The use of total mixed ration (TMR) in dairy cows is so widespread these days that we often forget there are still enterprises that rely on older feeding systems. Such was the case of my newest customer, a modest dairy farmer, who wanted to update his whole feeding system. When it came to designing a new nutrition program to match his modern genetics, the question came up whether we should also look into TMR feeding. As it happened, the exact cost of the machinery and extra labor were already known as a nearby farm had already adopted such technology. But, the big question was whether such investment was worth it and how fast it would pay itself back. In other words, what were the benefits of TMR feeding? In my opinion the benefits unfold in the following three-step process:

  1. Improved rumen fermentation. Cows have continuous access to a complete and balanced ration throughout the day. Thus, they tend to consume smaller but more meals per day, spread out evenly during their day. This prevents slug feeding that overloads the rumen with nutrients and unbalances the process. In contrast, rumen processes are optimized, digestibility improves, pH stabilizes and digestive upsets are minimized. This is because with each meal, the rumen microflora receive a balanced mix of all nutrients required for fermentation towards a desirable outcome.
  2. Increased dry matter intake. As digestive functionality and health are sustained at high levels, and in conjunction with continuous feed availability, cows consume more dry matter. Not only that, but they cannot pick out undesirable (unpalatable, dusty, etc.) ingredients, leading to much better efficiency of feed utilization and less residual feed. In addition, as the dry matter intake is easily monitored, nutrition can be easily adjusted to match genetic potential and actual performance, not to mention the ability to perform quick nutrition challenge on-farm trials.
  3. Enhanced milk production. As it can be anticipated, a healthy cow with a functioning rumen, free of digestive disorders, and exhibiting maximal feed intake will produce more milk — always assuming the TMR is balanced correctly, but this is a totally other story. How much more milk will be produced by TMR-fed cows is a question that requires some qualification. In general, if cows already produce well below their genetic potential, then it would not be reasonable to anticipate 2-3 kg more milk daily. On the other hand, if milk yield is already high enough, the estimate is around 1 kg more milk daily.

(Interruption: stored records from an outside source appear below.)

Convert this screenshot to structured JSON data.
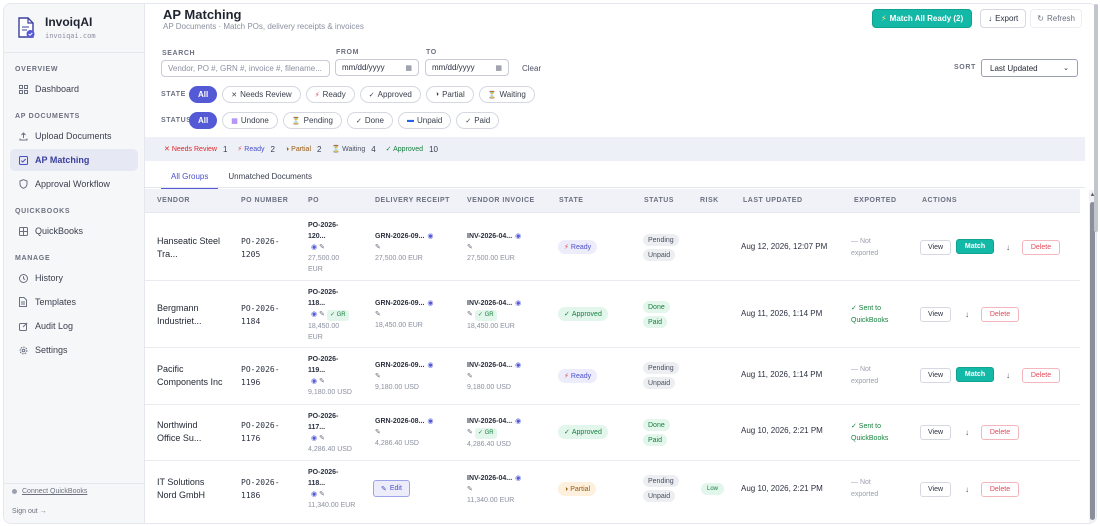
{
  "brand": {
    "name": "InvoiqAI",
    "domain": "invoiqai.com"
  },
  "sidebar": {
    "sections": {
      "overview": "OVERVIEW",
      "ap_documents": "AP DOCUMENTS",
      "quickbooks": "QUICKBOOKS",
      "manage": "MANAGE"
    },
    "items": {
      "dashboard": "Dashboard",
      "upload": "Upload Documents",
      "matching": "AP Matching",
      "approval": "Approval Workflow",
      "quickbooks": "QuickBooks",
      "history": "History",
      "templates": "Templates",
      "audit": "Audit Log",
      "settings": "Settings"
    },
    "connect": "Connect QuickBooks",
    "signout": "Sign out →"
  },
  "header": {
    "title": "AP Matching",
    "subtitle": "AP Documents · Match POs, delivery receipts & invoices",
    "match_all": "Match All Ready (2)",
    "export": "Export",
    "refresh": "Refresh"
  },
  "filters": {
    "search_label": "SEARCH",
    "search_placeholder": "Vendor, PO #, GRN #, invoice #, filename...",
    "from_label": "FROM",
    "to_label": "TO",
    "date_placeholder": "mm/dd/yyyy",
    "clear": "Clear",
    "sort_label": "SORT",
    "sort_value": "Last Updated",
    "state_label": "STATE",
    "state_chips": [
      "All",
      "Needs Review",
      "Ready",
      "Approved",
      "Partial",
      "Waiting"
    ],
    "status_label": "STATUS",
    "status_chips": [
      "All",
      "Undone",
      "Pending",
      "Done",
      "Unpaid",
      "Paid"
    ]
  },
  "summary": [
    {
      "label": "Needs Review",
      "count": "1",
      "color": "#dc2626"
    },
    {
      "label": "Ready",
      "count": "2",
      "color": "#4b4fc7"
    },
    {
      "label": "Partial",
      "count": "2",
      "color": "#9a5b0f"
    },
    {
      "label": "Waiting",
      "count": "4",
      "color": "#4b5060"
    },
    {
      "label": "Approved",
      "count": "10",
      "color": "#15803d"
    }
  ],
  "tabs": [
    "All Groups",
    "Unmatched Documents"
  ],
  "columns": [
    "VENDOR",
    "PO NUMBER",
    "PO",
    "DELIVERY RECEIPT",
    "VENDOR INVOICE",
    "STATE",
    "STATUS",
    "RISK",
    "LAST UPDATED",
    "EXPORTED",
    "ACTIONS"
  ],
  "rows": [
    {
      "vendor": [
        "Hanseatic Steel",
        "Tra..."
      ],
      "po_number": [
        "PO-2026-",
        "1205"
      ],
      "po": [
        "PO-2026-",
        "120...",
        "27,500.00",
        "EUR"
      ],
      "grn": "GRN-2026-09...",
      "grn_amt": "27,500.00 EUR",
      "inv": "INV-2026-04...",
      "inv_amt": "27,500.00 EUR",
      "inv_gr": "",
      "state": "Ready",
      "status": [
        "Pending",
        "Unpaid"
      ],
      "risk": "",
      "updated": "Aug 12, 2026, 12:07 PM",
      "exported": [
        "— Not",
        "exported"
      ],
      "view": "View",
      "match": "Match",
      "delete": "Delete"
    },
    {
      "vendor": [
        "Bergmann",
        "Industriet..."
      ],
      "po_number": [
        "PO-2026-",
        "1184"
      ],
      "po": [
        "PO-2026-",
        "118...",
        "18,450.00",
        "EUR"
      ],
      "grn": "GRN-2026-09...",
      "grn_amt": "18,450.00 EUR",
      "inv": "INV-2026-04...",
      "inv_amt": "18,450.00 EUR",
      "inv_gr": "✓ GR",
      "po_gr": "✓ GR",
      "state": "Approved",
      "status": [
        "Done",
        "Paid"
      ],
      "risk": "",
      "updated": "Aug 11, 2026, 1:14 PM",
      "exported": [
        "✓ Sent to",
        "QuickBooks"
      ],
      "view": "View",
      "match": "",
      "delete": "Delete"
    },
    {
      "vendor": [
        "Pacific",
        "Components Inc"
      ],
      "po_number": [
        "PO-2026-",
        "1196"
      ],
      "po": [
        "PO-2026-",
        "119...",
        "9,180.00 USD"
      ],
      "grn": "GRN-2026-09...",
      "grn_amt": "9,180.00 USD",
      "inv": "INV-2026-04...",
      "inv_amt": "9,180.00 USD",
      "inv_gr": "",
      "state": "Ready",
      "status": [
        "Pending",
        "Unpaid"
      ],
      "risk": "",
      "updated": "Aug 11, 2026, 1:14 PM",
      "exported": [
        "— Not",
        "exported"
      ],
      "view": "View",
      "match": "Match",
      "delete": "Delete"
    },
    {
      "vendor": [
        "Northwind",
        "Office Su..."
      ],
      "po_number": [
        "PO-2026-",
        "1176"
      ],
      "po": [
        "PO-2026-",
        "117...",
        "4,286.40 USD"
      ],
      "grn": "GRN-2026-08...",
      "grn_amt": "4,286.40 USD",
      "inv": "INV-2026-04...",
      "inv_amt": "4,286.40 USD",
      "inv_gr": "✓ GR",
      "state": "Approved",
      "status": [
        "Done",
        "Paid"
      ],
      "risk": "",
      "updated": "Aug 10, 2026, 2:21 PM",
      "exported": [
        "✓ Sent to",
        "QuickBooks"
      ],
      "view": "View",
      "match": "",
      "delete": "Delete"
    },
    {
      "vendor": [
        "IT Solutions",
        "Nord GmbH"
      ],
      "po_number": [
        "PO-2026-",
        "1186"
      ],
      "po": [
        "PO-2026-",
        "118...",
        "11,340.00 EUR"
      ],
      "grn": "",
      "grn_amt": "",
      "edit": "Edit",
      "inv": "INV-2026-04...",
      "inv_amt": "11,340.00 EUR",
      "inv_gr": "",
      "state": "Partial",
      "status": [
        "Pending",
        "Unpaid"
      ],
      "risk": "Low",
      "updated": "Aug 10, 2026, 2:21 PM",
      "exported": [
        "— Not",
        "exported"
      ],
      "view": "View",
      "match": "",
      "delete": "Delete"
    }
  ]
}
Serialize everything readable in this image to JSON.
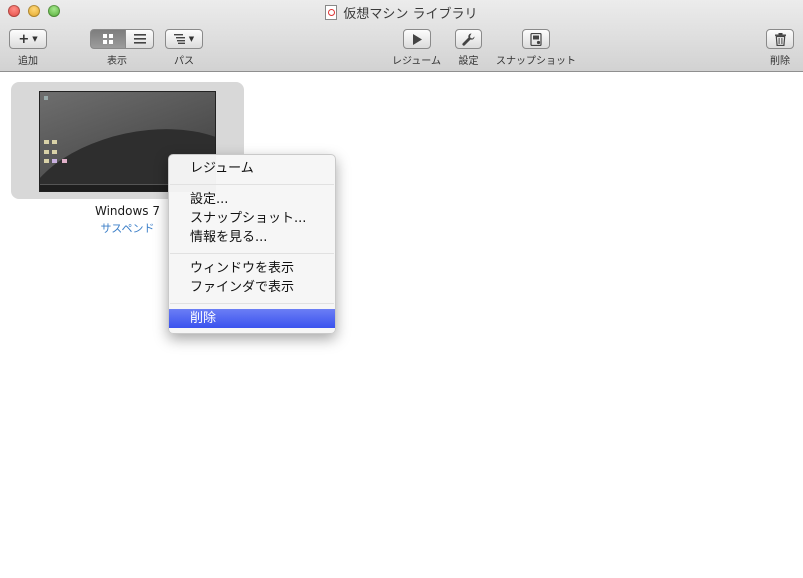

The TMR technology offers many advantages that lead to increased milk production. But, that’s not all of it. There are side benefits that can lead to decreased feed cost. However, this is a much more difficult exercise, and one that needs to be attempted after a farm is successful in implementing the TMR feeding system.

There are numerous challenges, all from a practical point of view, that arise as a farm adapts to this feeding system. Cows must be grouped and moved according to predetermined production phases. Feed must be pushed frequently to ensure animals do not sort the ration while feed is constantly available. Finding the right balance of ingredients and nutrients requires the input of an experienced nutritionist, and deciding how many different rations to mix is perhaps the most critical decision. Nevertheless, these are secondary challenges that are easily overcome by experienced staff. Perhaps, the most important drawback in TMR methodology is the cost of equipment and securing enough qualified labor force to operate the mixer and feed the cows.